Whale species in Europe have disappeared long before whaling became a major industry. Two of the most common species are no longer found, and one of them is almost extinct. Whaling was widespread from a very early time, with major consequences for species in Europe. Archaeologists examined 719 whale bones from various museum collections in Europe, most of which originated from around 900 BCE to 1500 CE. Whaling, practiced by people from various European countries, can be traced back to the proteins found in bone material.
Coastal species disappeared first, as everything from a whale weighing several tonnes had a use. Whale meat and blubber were eaten, whale oil was used to light lamps, and whale bones were made into everything from corsets to houses to trinkets. Historical sources show that the earliest whalers used harpoons with buoys attached to them to tire the animals out before using spears and lances to kill them. However, methods may have varied from place to place, with sources from Norway mentioning spears tipped with poison or hunters cornering whales by chasing them into fjords.
In the 19th century, whalers began catching larger whales in less time, including the giant blue whale and fin whale. Modern ships allowed whalers to travel to distant regions of the Arctic and Antarctic, with Norwegians Erik Eriksen and Svend Foyn’s grenade harpoon being particularly effective. However, whale stocks were usually poorly managed.
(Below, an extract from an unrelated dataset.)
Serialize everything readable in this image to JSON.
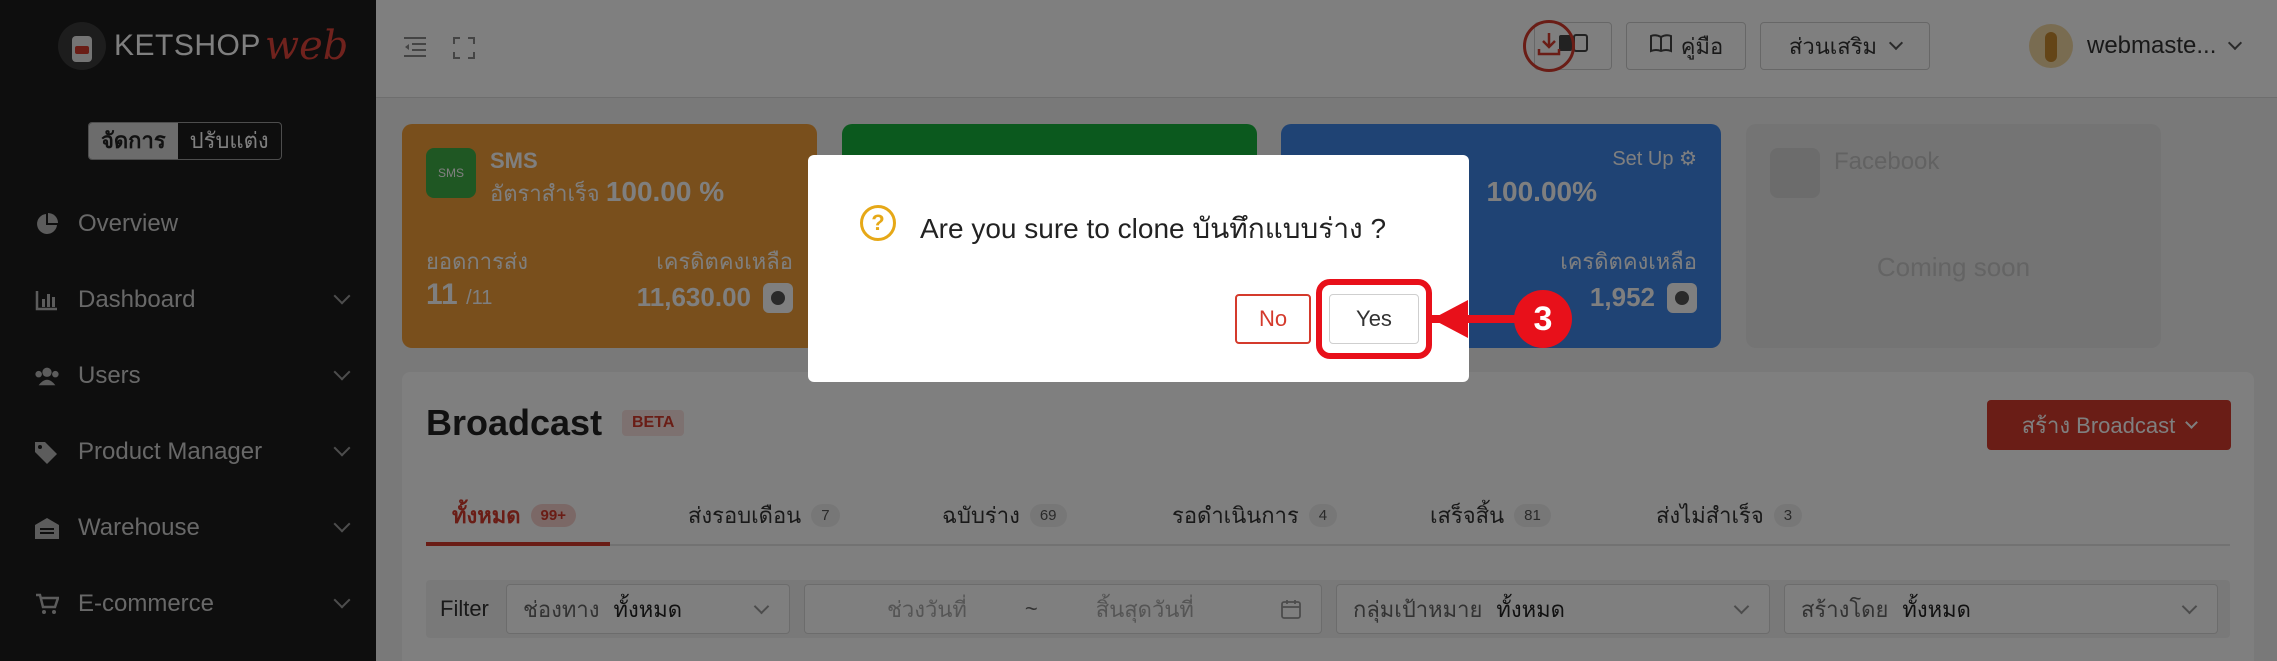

Both species that disappeared early from Europe were whales that stayed close to the shore, making them particularly vulnerable to hunting. Archaeology and historical sources provide valuable insights into this early whaling. The grey whale, one of the species found in bones, was found in parts of the North Atlantic as early as the Middle Ages and disappeared completely by the 18th century. The species currently has two viable populations in the Pacific Ocean, but has not returned to the Atlantic, except for occasional stray whales.
Despite not seeing grey whales along the Norwegian coast or elsewhere in Europe, the species survived in areas where whaling was not as common at the time. The aims and scope of this pre-industrial whaling are still unknown, but archaeology and historical sources offer valuable insights into this early whaling.
The North Atlantic right whale, once widespread along Europe’s coast until the 18th century, is in serious trouble due to its slow swimming and large amount of blubber. Today, only 300-400 individuals remain, mostly found along North America’s coast. Whaling no longer poses a threat to this species, but it is not good for a species that lives in coastal areas with heavy shipping traffic.
Several species are almost extinct, with 1.3 million whales killed in Antarctica alone over 70 years. Whaling declined after the 1960s due to the scarcity of whales and the profitability of hunting them. The blue whale, once common in Norway, is an example of how wrong things went. Approximately 300,000 blue whales could be found in Antarctica before modern whaling, but now there are no more than 25,000 left in the world, divided into several subspecies. A total ban on whaling was only introduced in 1982, but Norway, Japan, and Iceland continue their activities, often citing research as an alibi.
Norwegian whalers have killed 15,000 minke whales since 1982, but the local population is around 100,000. Although whaling is limited, whale meat remains common in Norwegian freezer counters, suggesting a possible grey whale return.
The grey whale and North Atlantic right whale were once widespread in Europe, but they were completely eradicated. However, lone grey whales have been spotted in Europe, suggesting a possible comeback. Climate change has led to longer ice-free periods in the Northwest Passage, allowing grey whales to return to the North Atlantic. This knowledge helps identify areas to protect if the grey whale ever returns, as it helps determine which areas need to be protected. This information is crucial for preserving the species’ habitat.